Interviews, insight & analysis on digital media & marketing

Balancing the conflict between privacy and personalisation

By Anne-Claire Bellec, CMO, Kameleoon

Brands currently face a conflict when it comes to customer data and how they use it. Consumers want a personalised experience that provides them with the information, products and services that best meet their needs, yet, they want to protect their personal data – the very same data that could be used to tailor the experience to match their requirements.

At the same time regulations, such as GDPR and CCPA, are tightening how brands can collect and use personal data, with the emphasis shifting to consent. So how do we find a middle ground that can reconcile these two competing aims?

Perhaps the first thing to note is that 73% of consumers now expect some level of personalisation, albeit with controls over how their data is used and protected when interacting with brands. Among the benefits cited in studies are receiving more relevant information quickly, being provided with better, more targeted offers and increasingly importantly getting to the right content easily on smaller screen devices.

GDPR, CCPA, ITP and an increased focus on cookies

Regulations, such as GDPR and CCPA, are tightening how brands collect and use personal data. These regulations have also helped to heighten consumer knowledge around how their personal data is collected, stored and used by brands. It means that the emphasis generally is now shifting to informed consent.

However, as if regulatory action were not enough, the tech companies – most notably Apple and Google, are also taking action to protect privacy. Apple Intelligent Tracking Prevention (ITP) sits within the Safari browser and has the effect of limiting cookies to a seven-day lifespan. This has already impacted the reliability of A/B testing results since visitors are regarded as ‘new’ if they return to a site after seven days, meaning they potentially see different experiments and variations. Similar action taken by Google Chrome will take effect from 2022 with third party cookies banned.

Two approaches to dealing with the conflict

The first approach to dealing with the new regulatory environment is via flexible consent management and ensuring organisations use the right policies for different audiences and activities. Under GDPR, A/B testing consent is classed within the ‘audience and statistics measurement’ category of cookies, which means that in many countries (such as France) it does not require informed consent.

Personalisation sits under the ‘advertising and content’ personalisation category. This does require informed consent – normally through the pop-in that appears when a consumer visits a site for the first time. This means that an experimentation platform has to offer different consent management policies depending on the use cases that need to be delivered on the website, namely: technical ones (no consent required) A/B testing (inform through a banner or ask for explicit consent depending on the country) and personalisation (ask for explicit, informed consent).

A Consent Management Platform helps put these regulatory requirements into practice and can remove the fear that digital marketing and user experience might be negatively impacted by these regulations. In fact, if asking for consent is done correctly, organisations will not be adversely affected at all.

‘Hot’ data can be more useful

The second approach revolves around the fact that some of the more useful data to a marketer is not governed by GDPR (or any other legislation) at all. ‘Hot’ data is anonymised browsing data which does not allow a visitor to be identified. It includes visitor behaviour on a website, along with information on the visitor’s device, location or browser and contextual information which can influence a purchasing decision based on the user’s location such as weather, season or time of day.
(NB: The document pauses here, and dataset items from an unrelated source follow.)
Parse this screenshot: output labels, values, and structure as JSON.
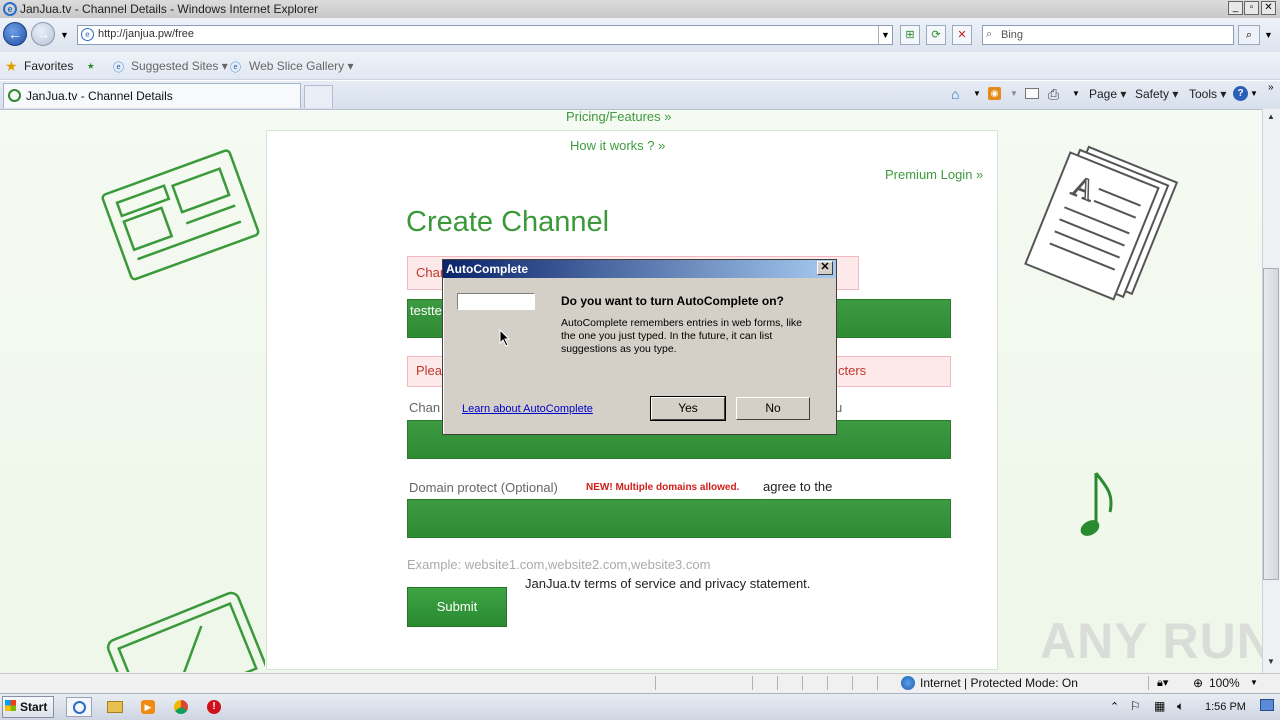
{
  "window": {
    "title": "JanJua.tv - Channel Details - Windows Internet Explorer"
  },
  "address_bar": {
    "url": "http://janjua.pw/free",
    "search_placeholder": "Bing"
  },
  "favorites_bar": {
    "favorites_label": "Favorites",
    "items": [
      "Suggested Sites ▾",
      "Web Slice Gallery ▾"
    ]
  },
  "tabs": [
    {
      "label": "JanJua.tv - Channel Details"
    }
  ],
  "command_bar": {
    "page": "Page ▾",
    "safety": "Safety ▾",
    "tools": "Tools ▾"
  },
  "page": {
    "nav_pricing": "Pricing/Features »",
    "nav_how": "How it works ? »",
    "nav_premium": "Premium Login »",
    "heading": "Create Channel",
    "msg1_partial": "Chan",
    "field1_value": "testte",
    "msg2_left": "Plea",
    "msg2_right": "cters",
    "channel_label_partial": "Chan",
    "channel_label_tail": "u",
    "domain_label": "Domain protect (Optional)",
    "domain_new": "NEW! Multiple domains allowed.",
    "agree_text": "agree to the",
    "example_text": "Example: website1.com,website2.com,website3.com",
    "terms_text": "JanJua.tv terms of service and privacy statement.",
    "submit_label": "Submit"
  },
  "dialog": {
    "title": "AutoComplete",
    "question": "Do you want to turn AutoComplete on?",
    "body": "AutoComplete remembers entries in web forms, like the one you just typed. In the future, it can list suggestions as you type.",
    "learn_link": "Learn about AutoComplete",
    "yes_label": "Yes",
    "no_label": "No"
  },
  "status_bar": {
    "zone": "Internet | Protected Mode: On",
    "zoom": "100%"
  },
  "taskbar": {
    "start_label": "Start",
    "clock": "1:56 PM"
  },
  "watermark": "ANY RUN",
  "colors": {
    "accent_green": "#3a9a3a",
    "error_pink": "#fde8ea",
    "dialog_title": "#0a246a"
  }
}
Using hot behavioural data can be more effective than using stored information since it delivers a real-time picture of what a visitor is looking for, and their intent at that exact moment. It is therefore central to delivering the personalisation that visitors want – while safeguarding their anonymity. Showing its power, it can be possible to predict the conversion intent of completely new visitors within 15 seconds of them arriving on a website.


In conclusion, all is not lost for the marketer. Legislation such as GDPR provides a level of safeguarding for consumers which means that they have a degree of reassurance that the brands they do choose to engage with are mandated to look after their data. This can help engender trust while delivering personalisation that works for both parties by improving their user experience. And as we have seen, some of the more useful information to a marketer is not governed by legislation at all and needs to be acted on quickly and in real-time to maximise the chance of conversions.